Work programme and budget for 2017 adopted
Despite the uncertainties brought about by the outcome of the referendum, EMA's work programme 2017 signals that the Agency is committed to carrying on with its responsibilities as usual. The Board adopted a budget of 322 million Euros for 2017, a 4.4% increase over the previous year. This is expected to cover the expected 5.4% increase in its fee-financed workload and will also allow the Agency to focus on priority areas such as antimicrobial resistance, supporting innovation and access to both human and veterinary medicines, increasing and improving regulatory capacity and capability as well as its continued commitment to increased transparency.
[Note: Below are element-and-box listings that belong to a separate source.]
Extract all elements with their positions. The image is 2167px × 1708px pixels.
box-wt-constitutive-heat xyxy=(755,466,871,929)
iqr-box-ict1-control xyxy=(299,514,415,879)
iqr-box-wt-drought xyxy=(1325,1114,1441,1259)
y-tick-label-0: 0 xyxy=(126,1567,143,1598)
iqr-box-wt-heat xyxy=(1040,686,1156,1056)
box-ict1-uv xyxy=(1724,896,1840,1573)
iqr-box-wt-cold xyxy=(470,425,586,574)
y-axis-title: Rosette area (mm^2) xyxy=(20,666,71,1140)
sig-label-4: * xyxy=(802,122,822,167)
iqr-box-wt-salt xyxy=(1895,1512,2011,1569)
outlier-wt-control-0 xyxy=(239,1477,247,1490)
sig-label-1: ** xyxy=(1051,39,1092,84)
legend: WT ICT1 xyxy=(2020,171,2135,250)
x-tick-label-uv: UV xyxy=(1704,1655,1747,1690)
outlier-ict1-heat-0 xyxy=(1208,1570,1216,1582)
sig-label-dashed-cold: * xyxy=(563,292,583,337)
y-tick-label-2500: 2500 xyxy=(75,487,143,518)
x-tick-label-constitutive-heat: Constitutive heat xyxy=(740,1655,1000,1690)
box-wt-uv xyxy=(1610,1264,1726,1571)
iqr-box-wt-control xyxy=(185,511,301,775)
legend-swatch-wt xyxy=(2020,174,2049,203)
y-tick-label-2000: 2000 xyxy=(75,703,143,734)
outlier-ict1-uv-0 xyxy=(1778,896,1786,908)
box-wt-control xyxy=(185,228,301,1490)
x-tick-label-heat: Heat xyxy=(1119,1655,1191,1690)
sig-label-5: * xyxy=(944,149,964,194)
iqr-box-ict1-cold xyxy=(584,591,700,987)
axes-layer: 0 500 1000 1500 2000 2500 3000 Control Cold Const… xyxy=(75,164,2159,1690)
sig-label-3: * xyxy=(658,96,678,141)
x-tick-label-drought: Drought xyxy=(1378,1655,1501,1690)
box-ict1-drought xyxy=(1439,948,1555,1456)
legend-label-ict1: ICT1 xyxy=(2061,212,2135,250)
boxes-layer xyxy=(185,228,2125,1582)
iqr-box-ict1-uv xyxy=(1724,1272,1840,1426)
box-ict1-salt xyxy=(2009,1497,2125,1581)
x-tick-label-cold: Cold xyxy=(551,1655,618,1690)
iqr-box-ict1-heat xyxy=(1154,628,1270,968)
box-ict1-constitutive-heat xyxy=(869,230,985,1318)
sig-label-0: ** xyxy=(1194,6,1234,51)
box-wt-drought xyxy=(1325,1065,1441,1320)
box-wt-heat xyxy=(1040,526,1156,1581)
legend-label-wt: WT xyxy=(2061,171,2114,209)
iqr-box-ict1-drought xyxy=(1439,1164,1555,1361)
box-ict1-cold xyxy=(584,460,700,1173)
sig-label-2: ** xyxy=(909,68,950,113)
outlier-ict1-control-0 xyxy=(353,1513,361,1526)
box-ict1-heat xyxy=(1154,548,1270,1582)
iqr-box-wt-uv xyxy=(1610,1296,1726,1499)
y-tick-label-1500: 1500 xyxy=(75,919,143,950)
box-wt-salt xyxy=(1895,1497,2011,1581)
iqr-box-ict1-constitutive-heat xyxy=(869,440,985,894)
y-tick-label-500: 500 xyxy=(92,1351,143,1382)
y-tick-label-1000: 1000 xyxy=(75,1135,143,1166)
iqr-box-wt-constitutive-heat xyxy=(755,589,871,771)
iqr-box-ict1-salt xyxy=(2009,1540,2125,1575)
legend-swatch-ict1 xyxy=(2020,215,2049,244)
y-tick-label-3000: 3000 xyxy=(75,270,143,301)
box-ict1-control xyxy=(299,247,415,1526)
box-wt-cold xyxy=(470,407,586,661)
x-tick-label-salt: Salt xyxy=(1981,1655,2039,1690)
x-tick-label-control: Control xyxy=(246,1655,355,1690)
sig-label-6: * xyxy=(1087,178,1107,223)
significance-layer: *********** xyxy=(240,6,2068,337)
The work programme is being finalised and will be published by the end of January 2017.
Multinational assessment teams extended to post-authorisation procedures
The Board endorsed an extension of the concept of multinational assessment teams to post-authorisation assessments. EMA has been encouraging the formation of assessment teams not by country but by expertise since 2013, initially for the assessment of new medicines. Following the endorsement by the Board, assessment teams made up of experts from several member states will also be able to evaluate applications for extensions of marketing authorisations of existing medicines as of April 2017.
Multinational assessment teams enable the involvement of a wide range of Member States in the work of EMA's scientific committees. They contribute to optimising the use of resources throughout the European regulatory system for medicines and encourage cross-border fertilization of scientific expertise for high-quality work of the committees.
Revision of EMA's access to documents policy
The Board also gave its green light for the launch of a public consultation to revise the Agency's existing policy on access to documents. The revision seeks to take account of the experience gained since the current policy entered into force in 2010, and to extend its scope to include both access to documents that relate to human or veterinary medicines as well as to corporate information.
The launch of the consultation including the publication of the consultation documents is foreseen for January 2017.
Updated framework for interaction with healthcare professionals
The Board endorsed an update to the existing framework of interaction with healthcare professionals. The main aim of the update was to align the framework with the Agency's overarching framework for stakeholder interaction. It also places new focus on the involvement of general practitioners and family physicians, who play a key role in patient care as they often have the first contact with the patient and accompany them throughout the life of their condition. Involving them in the Agency's activities can greatly enrich the knowledge and experience on how a medicine is used in real life for better decision making.